Parlamentskorrespondenz Nr. 526 vom 13.06.2013

Nationalrat: König Abdullah Dialogzentrum bleibt umstritten

Entschließungen zur Situation der JournalistInnen in China, der Menschenrechtslage in Bahrain und den Benes-Dekreten

Wien (PK) – Das Plenum des Nationalrats wandte sich dann recht unterschiedlichen außenpolitischen Themen zu. Zum einen legt das Abkommen zwischen der Republik Österreich und dem Internationalen König Abdullah Zentrum für interreligiösen und interkulturellen Dialog den Status des Zentrums fest. Seitens der Republik Österreich wird dem Dialogzentrum damit derselbe Status eingeräumt wie anderen in Österreich angesiedelten internationalen Organisationen. Das Abkommen wurde mehrheitlich vom Nationalrat gebilligt. Ein von den Entwicklungen bereits überholter Entschließungsantrag der Grünen, von der Gründung des Dialogzentrums überhaupt Abstand zu nehmen, wurde mehrheitlich abgelehnt.

Einstimmig angenommen wurde hingegen der Entschließungsantrag des Außenpolitischen Ausschusses, worin die Bundesregierung und insbesondere der Außenminister aufgefordert wird, in der EU und im UN-Menschenrechtsausschuss die Menschenrechtslage in Bahrain zu thematisieren. Die Abgeordneten fordern des Weiteren, einen bilateralen Dialog mit Bahrain über das Recht auf freie Meinungsäußerung, Versammlungsfreiheit und Bekämpfung der Folter zu führen und sich für die Verteidiger der Menschenrechte in diesem Land einzusetzen. Diese Entschließung basiert auf einem Antrag der Grünen zur Lage der Menschenrechte in Bahrain, der damit als erledigt gilt.

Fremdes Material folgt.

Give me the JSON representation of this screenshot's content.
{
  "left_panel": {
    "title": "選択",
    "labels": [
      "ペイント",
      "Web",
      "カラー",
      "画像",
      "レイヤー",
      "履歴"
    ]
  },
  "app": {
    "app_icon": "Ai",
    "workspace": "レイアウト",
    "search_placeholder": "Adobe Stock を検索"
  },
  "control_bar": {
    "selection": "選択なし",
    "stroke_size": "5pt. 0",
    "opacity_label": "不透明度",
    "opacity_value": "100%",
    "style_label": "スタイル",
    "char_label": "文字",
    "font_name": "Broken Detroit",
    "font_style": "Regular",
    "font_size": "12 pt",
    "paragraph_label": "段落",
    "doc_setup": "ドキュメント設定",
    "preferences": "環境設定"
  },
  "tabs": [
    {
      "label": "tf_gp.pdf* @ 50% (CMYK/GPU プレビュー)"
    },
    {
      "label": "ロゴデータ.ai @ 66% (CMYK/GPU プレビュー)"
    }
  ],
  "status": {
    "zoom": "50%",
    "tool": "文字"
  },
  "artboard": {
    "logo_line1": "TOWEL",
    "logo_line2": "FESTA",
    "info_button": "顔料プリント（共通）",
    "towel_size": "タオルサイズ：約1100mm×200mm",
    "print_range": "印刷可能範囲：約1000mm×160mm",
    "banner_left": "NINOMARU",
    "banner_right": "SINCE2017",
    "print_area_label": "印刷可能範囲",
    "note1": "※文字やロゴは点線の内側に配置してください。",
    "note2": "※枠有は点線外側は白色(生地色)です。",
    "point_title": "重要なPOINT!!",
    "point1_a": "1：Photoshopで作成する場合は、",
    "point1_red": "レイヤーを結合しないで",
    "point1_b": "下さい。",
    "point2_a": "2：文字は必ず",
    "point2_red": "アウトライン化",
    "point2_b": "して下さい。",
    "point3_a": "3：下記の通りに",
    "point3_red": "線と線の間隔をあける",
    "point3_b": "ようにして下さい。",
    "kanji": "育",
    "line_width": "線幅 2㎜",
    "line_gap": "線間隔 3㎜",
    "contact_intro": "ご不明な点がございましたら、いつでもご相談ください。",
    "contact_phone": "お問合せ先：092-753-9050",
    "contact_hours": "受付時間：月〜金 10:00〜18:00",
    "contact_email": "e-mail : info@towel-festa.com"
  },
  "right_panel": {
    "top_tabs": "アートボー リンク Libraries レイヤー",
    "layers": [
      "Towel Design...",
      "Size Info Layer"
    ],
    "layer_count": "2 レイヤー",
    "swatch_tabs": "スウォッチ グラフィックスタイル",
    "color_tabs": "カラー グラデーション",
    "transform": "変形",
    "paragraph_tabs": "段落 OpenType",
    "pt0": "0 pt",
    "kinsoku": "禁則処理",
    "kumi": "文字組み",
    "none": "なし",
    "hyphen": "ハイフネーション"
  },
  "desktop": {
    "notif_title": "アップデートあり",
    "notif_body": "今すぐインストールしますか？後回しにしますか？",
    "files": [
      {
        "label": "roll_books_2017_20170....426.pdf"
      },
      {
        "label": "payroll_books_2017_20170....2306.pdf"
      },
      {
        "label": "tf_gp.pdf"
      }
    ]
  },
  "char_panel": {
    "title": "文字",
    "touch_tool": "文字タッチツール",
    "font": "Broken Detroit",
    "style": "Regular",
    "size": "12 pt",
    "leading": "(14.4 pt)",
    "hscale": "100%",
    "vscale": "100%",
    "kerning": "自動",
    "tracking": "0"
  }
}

Ebenfalls ausgehend von einem Antrag der Grünen passierte ein weiterer Antrag des Außenpolitische Ausschuss das Plenum, der den Außenminister ersucht, im Rahmen der UNO, der EU, aber auch auf bilateraler Ebene für die Einhaltung der Meinungs- und Pressefreiheit und den Schutz der JournalistInnen in China einzutreten.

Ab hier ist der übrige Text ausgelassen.